The demand for restaurants is insatiable and our industry can’t physically continue like this. Kitchen stress is a persistent onslaught of urgent problems and prioritizing anything healthy feels…selfish. Conversely, in a wellness era where good food and affordable supplements are available everywhere at reasonable cost, chefs poke around at wellness like a piece of Impossible meat. Most chefs are exhausted, depressed, malnourished, and live in physical pain. We could rightly point to the alcohol, drugs, bad diet, poor sleep and low hydration as the culprits for those ailments. It’s a frat-like culture that’s failed to create an acceptable 21st century work environment.

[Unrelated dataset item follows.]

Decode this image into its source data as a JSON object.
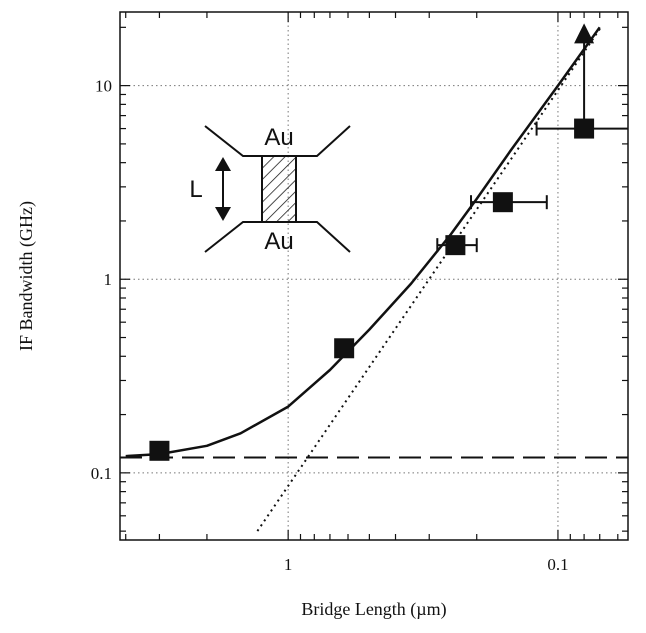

Restaurant workers of all levels need to stop participating in this unhealthy culture. We must change this internally because no Fairy God-Escoffier is going to swoop down and fix this shit with a dash of koji fermented fairy dust. Restaurant people simply cannot continue to be so detrimentally unhealthy while performing under such intense pressure. But this choice has to be made by individuals who realize their lifestyles impact on themselves and their influence on others.
Simply put, if we really want change, then it must come from the inside out, because rampant depression, malnutrition, alcoholism, drug abuse and mental health issues just can’t be status quo in restaurant culture any longer. An industry perpetually plagued by understaffing should realize these problems equate a massive “keep out” sign for anyone who might desire to cook professionally. This is not sustainable, and the cost is a demoralized workforce with an ever-revolving door.
We need to take accountability for the culture that we inevitably influence. The culinary profession doesn’t need more insta-famous, wannabee celebrities or chefs who think they’re rock stars…foolishly living a rock star lifestyle without the perks of fame or money. We should admire the true mentors of our profession because there are many. Chefs who impact others with real purpose and humility. We need to transform the entertainment we consume back into the fiction it should be. It’s time to stop the bullshit.
Finally, know that mentorship is paramount. Young cooks analyze us deeply. They watch how we react, behave, and communicate. They dissect our gestures, hone into our tones, and digest our words. As they grow in their careers, they recycle what they learned from us. That is a profound call to the responsibility to treat ourselves and each other with far greater hospitality.
Chefs and restaurant people deserve a better narrative. We can start by choosing better perspectives of ourselves and of our profession. We can seek positive influences, healthy lifestyles, and functional relationships. We can choose to stop accepting this seedy narrative and act out a new one that pushes us forward. We can do this one person at a time, in hopes that someone else sees a positive example and chooses to follow along. Because this can only be done from the inside out, this is a call to everyone in the culinary profession to take care of themselves, and each other.